Comparing the two SMA passive controllers, i.e., Cu.D and SRB, revealed that the overall performance of the SRB is superior to the Cu.D. First of all, as said above, the SRB reduced the displacements more than the Cu.D. Secondly, the SRB increased the base shear of the bridge less than the Cu.D. Also, the manufacturing process of the Cu.D is more complicated and more expensive than implementing SMA wires in the LRBs of the bridge.

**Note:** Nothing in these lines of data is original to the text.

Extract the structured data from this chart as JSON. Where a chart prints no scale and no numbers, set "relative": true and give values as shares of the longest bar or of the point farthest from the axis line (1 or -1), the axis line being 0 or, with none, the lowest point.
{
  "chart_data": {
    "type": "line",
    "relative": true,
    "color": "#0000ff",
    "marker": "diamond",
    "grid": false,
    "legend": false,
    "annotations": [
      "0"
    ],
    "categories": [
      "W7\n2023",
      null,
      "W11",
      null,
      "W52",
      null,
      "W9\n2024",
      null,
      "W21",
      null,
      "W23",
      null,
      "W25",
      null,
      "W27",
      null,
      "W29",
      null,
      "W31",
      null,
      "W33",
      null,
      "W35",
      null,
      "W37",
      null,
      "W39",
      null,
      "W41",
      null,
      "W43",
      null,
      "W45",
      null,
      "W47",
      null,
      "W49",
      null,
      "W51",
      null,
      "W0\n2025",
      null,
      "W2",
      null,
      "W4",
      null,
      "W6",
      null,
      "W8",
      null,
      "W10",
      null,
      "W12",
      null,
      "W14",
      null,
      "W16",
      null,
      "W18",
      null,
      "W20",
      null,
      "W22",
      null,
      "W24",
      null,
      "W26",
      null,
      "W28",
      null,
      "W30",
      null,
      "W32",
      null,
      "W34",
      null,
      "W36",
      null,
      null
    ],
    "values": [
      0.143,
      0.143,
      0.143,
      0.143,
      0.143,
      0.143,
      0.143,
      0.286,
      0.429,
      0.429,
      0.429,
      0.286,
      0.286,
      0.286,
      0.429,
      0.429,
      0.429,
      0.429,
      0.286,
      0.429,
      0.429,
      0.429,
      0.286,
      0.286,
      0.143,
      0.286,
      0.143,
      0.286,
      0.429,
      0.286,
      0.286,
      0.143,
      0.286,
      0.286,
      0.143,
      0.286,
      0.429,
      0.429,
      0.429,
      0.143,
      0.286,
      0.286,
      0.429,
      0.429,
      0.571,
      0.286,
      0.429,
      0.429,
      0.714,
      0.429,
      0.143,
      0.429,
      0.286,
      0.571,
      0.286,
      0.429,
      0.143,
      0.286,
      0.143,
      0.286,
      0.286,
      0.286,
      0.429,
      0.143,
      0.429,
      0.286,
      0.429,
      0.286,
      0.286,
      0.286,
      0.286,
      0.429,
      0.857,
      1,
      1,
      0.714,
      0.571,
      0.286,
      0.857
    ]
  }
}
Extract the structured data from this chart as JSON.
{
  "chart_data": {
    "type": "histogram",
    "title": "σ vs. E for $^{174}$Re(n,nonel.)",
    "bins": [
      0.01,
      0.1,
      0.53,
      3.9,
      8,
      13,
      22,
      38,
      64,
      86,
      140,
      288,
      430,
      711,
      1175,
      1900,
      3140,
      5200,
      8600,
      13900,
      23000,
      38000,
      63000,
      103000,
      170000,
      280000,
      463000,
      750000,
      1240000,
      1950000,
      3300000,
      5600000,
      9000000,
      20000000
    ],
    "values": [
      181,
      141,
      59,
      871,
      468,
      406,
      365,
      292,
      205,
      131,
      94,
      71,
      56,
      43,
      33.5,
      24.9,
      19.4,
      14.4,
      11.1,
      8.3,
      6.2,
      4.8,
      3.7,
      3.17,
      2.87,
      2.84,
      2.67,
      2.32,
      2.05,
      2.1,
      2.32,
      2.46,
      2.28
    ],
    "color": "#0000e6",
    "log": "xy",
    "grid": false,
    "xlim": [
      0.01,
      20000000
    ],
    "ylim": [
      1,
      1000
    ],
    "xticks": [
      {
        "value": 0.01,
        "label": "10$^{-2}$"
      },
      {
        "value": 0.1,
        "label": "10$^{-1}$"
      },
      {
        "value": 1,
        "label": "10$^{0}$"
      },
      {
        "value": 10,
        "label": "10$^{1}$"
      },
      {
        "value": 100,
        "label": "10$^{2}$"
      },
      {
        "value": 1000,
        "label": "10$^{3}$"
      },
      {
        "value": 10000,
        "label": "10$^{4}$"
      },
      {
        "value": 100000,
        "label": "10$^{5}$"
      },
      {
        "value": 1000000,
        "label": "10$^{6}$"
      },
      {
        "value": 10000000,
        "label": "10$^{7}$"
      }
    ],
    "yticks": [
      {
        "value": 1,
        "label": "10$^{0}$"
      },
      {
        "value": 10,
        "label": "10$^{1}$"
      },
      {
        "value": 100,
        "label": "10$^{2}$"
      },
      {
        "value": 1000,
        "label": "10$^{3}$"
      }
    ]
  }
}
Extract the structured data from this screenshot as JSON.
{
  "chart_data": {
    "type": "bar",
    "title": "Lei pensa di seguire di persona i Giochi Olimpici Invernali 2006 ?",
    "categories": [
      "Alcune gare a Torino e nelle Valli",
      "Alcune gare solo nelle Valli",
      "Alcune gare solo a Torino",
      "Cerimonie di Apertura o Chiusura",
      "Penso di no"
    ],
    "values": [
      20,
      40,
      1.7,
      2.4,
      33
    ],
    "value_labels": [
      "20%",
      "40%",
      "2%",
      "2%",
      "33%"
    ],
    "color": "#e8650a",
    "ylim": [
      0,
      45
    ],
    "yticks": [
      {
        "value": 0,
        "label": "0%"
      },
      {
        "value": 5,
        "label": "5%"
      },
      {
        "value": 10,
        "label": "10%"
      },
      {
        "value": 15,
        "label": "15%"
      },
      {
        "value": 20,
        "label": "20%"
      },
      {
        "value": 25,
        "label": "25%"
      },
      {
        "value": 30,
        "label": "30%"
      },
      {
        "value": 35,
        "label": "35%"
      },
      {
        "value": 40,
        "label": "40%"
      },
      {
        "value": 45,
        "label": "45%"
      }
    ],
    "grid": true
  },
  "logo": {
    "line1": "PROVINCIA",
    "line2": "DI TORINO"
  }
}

Here, SMA wires were added to the existing LRBs of the bridge in a double-cross configuration. In future studies, various LRBs (different sizes and characteristics) with different wire configurations (straight and cross) need to be evaluated. Furthermore, in the benchmark bridge package, only six earthquake records were presented. Nonetheless, the seismic incident is innately random, and a set of deterministic ground motion is often not adequate to denote the uncertainty involved in seismic loading. Therefore, new analysis and optimization based on the random vibration framework should be conducted. In addition, as mentioned before, the utilized hysteresis model for the SMA wires is independent of the strain rate; as a result, the optimization approach was done by disregarding the sensitivity of the structure and materials to the strain rate effect. However, since this factor can influence the hysteresis loop of the SMA device and thus affect the behavior of the system, additional research and optimization considering the strain rate effect are required. Finally, SMAs have thermomechanical behavior, which means both thermal and mechanical loadings affect their response; however, in this paper, the ambient temperature was assumed to be constant and equal to 20 °C during an earthquake. Further research needs to be carried out on the effect of varying temperature on the performance of bridges equipped with SMA-LRBs.